When things are bigger, names have to be longer. There is an
argument that with only 8-character names, and in each position allow
a-z, 0-9, and -, you get 37**8 = 3,512,479,453,921 or 3.5 trillion
possible names. It is a great argument, but how many of us want
names like "xs4gp-7q". It is like license plate numbers, sure some
people get the name they want on a vanity plate, but a lot more
people who want something specific on a vanity plate can't get it
because someone else got it first. Structure and longer names also
let more people get their "obviously right" name.

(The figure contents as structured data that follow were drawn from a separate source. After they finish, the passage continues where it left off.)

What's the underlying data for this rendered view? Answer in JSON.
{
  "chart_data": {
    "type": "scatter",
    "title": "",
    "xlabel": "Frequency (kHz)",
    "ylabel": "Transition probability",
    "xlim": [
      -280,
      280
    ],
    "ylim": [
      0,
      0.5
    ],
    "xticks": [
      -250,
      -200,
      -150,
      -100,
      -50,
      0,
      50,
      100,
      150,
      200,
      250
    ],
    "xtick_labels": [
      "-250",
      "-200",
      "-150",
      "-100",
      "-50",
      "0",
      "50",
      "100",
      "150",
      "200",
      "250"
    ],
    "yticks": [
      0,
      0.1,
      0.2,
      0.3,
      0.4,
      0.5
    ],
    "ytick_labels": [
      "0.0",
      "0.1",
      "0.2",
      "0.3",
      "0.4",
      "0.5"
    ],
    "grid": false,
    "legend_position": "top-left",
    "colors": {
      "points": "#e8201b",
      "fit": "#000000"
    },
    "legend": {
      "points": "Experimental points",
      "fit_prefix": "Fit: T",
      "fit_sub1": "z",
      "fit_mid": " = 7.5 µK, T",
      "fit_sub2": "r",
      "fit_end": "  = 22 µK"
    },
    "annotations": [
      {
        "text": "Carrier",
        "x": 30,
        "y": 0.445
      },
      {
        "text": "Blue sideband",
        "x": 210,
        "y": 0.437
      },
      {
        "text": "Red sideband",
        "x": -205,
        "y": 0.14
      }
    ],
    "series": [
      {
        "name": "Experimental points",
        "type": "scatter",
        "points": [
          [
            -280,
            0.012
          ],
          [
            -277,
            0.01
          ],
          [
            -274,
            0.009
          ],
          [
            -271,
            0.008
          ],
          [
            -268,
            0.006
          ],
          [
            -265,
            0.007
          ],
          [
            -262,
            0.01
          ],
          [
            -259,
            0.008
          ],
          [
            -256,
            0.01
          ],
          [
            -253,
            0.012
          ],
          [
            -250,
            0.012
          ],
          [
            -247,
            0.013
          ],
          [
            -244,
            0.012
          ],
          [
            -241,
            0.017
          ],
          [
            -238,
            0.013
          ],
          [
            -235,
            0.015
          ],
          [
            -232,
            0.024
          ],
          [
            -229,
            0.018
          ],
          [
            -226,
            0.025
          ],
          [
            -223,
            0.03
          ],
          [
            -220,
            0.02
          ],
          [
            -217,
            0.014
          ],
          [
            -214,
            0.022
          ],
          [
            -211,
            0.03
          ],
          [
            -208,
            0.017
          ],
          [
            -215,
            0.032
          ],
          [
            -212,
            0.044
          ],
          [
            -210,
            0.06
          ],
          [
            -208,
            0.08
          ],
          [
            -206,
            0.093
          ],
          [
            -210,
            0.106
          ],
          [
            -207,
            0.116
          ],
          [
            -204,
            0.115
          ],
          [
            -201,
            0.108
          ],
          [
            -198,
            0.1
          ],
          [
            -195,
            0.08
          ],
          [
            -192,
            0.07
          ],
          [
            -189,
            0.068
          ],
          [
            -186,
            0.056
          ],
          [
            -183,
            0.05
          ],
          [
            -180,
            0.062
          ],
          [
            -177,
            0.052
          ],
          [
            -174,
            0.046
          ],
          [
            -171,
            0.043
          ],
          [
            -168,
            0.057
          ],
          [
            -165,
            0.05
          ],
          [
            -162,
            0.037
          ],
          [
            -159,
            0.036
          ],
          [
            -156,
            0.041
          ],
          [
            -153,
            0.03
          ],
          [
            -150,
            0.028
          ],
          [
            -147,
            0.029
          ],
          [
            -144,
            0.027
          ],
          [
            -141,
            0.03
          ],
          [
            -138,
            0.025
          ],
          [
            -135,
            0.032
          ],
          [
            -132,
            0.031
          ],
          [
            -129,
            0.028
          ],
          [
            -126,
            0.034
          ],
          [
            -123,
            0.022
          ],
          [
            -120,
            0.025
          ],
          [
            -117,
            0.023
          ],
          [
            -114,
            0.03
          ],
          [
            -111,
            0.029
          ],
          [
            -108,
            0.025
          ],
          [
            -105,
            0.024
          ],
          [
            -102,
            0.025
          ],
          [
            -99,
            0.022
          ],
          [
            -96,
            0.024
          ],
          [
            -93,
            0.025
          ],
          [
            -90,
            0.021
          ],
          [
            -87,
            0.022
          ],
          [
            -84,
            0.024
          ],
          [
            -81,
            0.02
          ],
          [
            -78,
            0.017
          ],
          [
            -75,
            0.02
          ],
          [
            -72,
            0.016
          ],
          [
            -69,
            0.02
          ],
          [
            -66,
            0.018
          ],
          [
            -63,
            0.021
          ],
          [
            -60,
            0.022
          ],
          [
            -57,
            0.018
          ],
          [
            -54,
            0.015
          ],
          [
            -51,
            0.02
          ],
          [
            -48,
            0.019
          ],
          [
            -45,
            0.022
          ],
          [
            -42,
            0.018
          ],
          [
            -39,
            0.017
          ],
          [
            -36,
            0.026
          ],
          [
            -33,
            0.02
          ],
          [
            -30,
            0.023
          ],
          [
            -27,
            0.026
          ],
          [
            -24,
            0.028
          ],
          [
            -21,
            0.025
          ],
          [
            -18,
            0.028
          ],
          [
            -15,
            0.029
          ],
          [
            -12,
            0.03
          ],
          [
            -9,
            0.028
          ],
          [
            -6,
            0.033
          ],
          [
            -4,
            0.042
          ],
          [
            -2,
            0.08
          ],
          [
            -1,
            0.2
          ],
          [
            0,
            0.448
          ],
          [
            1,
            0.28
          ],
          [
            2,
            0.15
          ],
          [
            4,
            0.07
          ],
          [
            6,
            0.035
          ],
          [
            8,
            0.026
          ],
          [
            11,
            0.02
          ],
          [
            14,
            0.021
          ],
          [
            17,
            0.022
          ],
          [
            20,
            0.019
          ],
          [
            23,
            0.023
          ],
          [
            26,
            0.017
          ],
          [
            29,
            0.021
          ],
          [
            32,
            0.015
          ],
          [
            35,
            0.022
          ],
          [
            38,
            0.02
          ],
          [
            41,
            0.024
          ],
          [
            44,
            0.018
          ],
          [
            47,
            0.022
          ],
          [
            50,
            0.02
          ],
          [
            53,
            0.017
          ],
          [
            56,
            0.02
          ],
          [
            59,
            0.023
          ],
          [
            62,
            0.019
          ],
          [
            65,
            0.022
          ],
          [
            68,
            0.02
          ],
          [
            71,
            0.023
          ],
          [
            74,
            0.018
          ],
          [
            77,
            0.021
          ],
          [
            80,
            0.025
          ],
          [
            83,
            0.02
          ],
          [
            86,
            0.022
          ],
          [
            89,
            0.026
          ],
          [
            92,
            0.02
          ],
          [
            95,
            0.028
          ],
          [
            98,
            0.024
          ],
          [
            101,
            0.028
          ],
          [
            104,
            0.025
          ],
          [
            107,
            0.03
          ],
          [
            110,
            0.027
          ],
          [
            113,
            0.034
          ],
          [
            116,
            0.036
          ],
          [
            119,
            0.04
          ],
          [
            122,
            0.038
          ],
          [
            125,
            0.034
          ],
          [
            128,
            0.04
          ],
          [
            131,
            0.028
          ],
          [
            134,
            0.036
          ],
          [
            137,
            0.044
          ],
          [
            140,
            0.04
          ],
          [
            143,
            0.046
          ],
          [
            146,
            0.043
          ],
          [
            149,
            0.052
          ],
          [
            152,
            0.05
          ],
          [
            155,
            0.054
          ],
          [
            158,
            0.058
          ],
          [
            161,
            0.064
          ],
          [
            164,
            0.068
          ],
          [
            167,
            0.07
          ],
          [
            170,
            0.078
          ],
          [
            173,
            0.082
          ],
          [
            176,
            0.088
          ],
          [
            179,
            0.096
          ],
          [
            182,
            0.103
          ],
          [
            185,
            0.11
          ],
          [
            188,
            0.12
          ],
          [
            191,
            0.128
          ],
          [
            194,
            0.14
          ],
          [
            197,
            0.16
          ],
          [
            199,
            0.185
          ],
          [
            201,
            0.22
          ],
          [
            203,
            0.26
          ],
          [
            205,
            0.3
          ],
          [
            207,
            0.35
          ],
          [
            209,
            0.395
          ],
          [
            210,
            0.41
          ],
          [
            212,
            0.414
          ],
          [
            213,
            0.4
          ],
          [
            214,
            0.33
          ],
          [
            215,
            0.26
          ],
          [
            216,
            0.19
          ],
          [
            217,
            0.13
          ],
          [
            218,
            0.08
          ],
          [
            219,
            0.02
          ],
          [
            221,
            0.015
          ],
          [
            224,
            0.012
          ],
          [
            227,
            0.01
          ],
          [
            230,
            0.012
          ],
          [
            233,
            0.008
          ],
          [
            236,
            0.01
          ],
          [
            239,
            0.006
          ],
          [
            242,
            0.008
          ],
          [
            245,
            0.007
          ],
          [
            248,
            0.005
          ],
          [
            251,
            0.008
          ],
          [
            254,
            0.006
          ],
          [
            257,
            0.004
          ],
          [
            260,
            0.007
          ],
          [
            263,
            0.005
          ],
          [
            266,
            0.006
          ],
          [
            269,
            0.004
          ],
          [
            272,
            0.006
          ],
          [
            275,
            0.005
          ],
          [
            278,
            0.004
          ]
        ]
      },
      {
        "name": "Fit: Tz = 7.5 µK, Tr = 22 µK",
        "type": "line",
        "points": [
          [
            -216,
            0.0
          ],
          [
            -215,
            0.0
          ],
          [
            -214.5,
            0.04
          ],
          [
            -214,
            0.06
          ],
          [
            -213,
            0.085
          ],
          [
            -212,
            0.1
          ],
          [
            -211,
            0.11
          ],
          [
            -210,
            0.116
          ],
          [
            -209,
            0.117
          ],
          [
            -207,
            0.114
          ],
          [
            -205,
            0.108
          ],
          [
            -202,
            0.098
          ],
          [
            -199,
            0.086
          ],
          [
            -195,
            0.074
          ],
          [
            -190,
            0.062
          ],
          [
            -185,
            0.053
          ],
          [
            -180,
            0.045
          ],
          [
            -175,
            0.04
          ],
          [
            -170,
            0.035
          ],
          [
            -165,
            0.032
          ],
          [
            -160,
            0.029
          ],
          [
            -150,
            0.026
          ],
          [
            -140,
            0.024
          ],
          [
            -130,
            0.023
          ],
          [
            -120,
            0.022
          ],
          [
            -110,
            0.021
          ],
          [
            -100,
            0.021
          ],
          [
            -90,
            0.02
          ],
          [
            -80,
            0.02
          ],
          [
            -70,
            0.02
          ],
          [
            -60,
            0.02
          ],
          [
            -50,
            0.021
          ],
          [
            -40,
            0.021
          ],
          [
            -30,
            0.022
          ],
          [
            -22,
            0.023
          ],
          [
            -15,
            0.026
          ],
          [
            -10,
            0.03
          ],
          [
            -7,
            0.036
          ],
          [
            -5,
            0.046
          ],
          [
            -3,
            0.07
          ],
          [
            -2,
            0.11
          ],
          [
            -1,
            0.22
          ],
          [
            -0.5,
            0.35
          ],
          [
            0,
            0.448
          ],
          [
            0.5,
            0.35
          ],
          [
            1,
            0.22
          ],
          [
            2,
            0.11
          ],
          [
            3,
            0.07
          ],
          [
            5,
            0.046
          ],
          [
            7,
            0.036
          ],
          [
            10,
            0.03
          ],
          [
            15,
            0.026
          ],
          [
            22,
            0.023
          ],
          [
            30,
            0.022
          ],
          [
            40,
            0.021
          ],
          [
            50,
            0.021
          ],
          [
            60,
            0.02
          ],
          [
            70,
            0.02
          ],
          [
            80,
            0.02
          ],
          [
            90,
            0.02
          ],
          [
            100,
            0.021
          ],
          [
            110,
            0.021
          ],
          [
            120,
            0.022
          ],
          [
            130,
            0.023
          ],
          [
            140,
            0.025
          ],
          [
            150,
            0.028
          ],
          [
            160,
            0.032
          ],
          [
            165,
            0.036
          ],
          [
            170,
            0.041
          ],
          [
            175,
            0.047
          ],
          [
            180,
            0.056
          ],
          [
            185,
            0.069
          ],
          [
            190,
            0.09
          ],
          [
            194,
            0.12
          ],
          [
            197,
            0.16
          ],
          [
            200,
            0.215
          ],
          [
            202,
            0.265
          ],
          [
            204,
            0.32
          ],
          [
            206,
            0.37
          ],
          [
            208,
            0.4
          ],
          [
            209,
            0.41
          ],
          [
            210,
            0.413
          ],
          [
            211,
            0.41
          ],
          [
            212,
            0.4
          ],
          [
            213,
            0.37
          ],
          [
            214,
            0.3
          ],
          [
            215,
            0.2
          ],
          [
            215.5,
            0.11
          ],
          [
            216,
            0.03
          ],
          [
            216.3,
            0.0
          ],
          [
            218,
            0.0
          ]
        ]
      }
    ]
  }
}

You look at Reddit these days and see all these usernames that are two
random words and four random numbers, and you see that Postel and Cooper
were right. Flat namespaces create a problem, names must either be complex
or long, and people don't like it either. What I think they got wrong, at
a usability level, is that deep hierarchies still create names that are
complex and long. It's a kind of complexity that computer scientists
are more comfortable with, but that's little reassurance when you're
starting down the barrel of "bridger.pps.k12.or.us".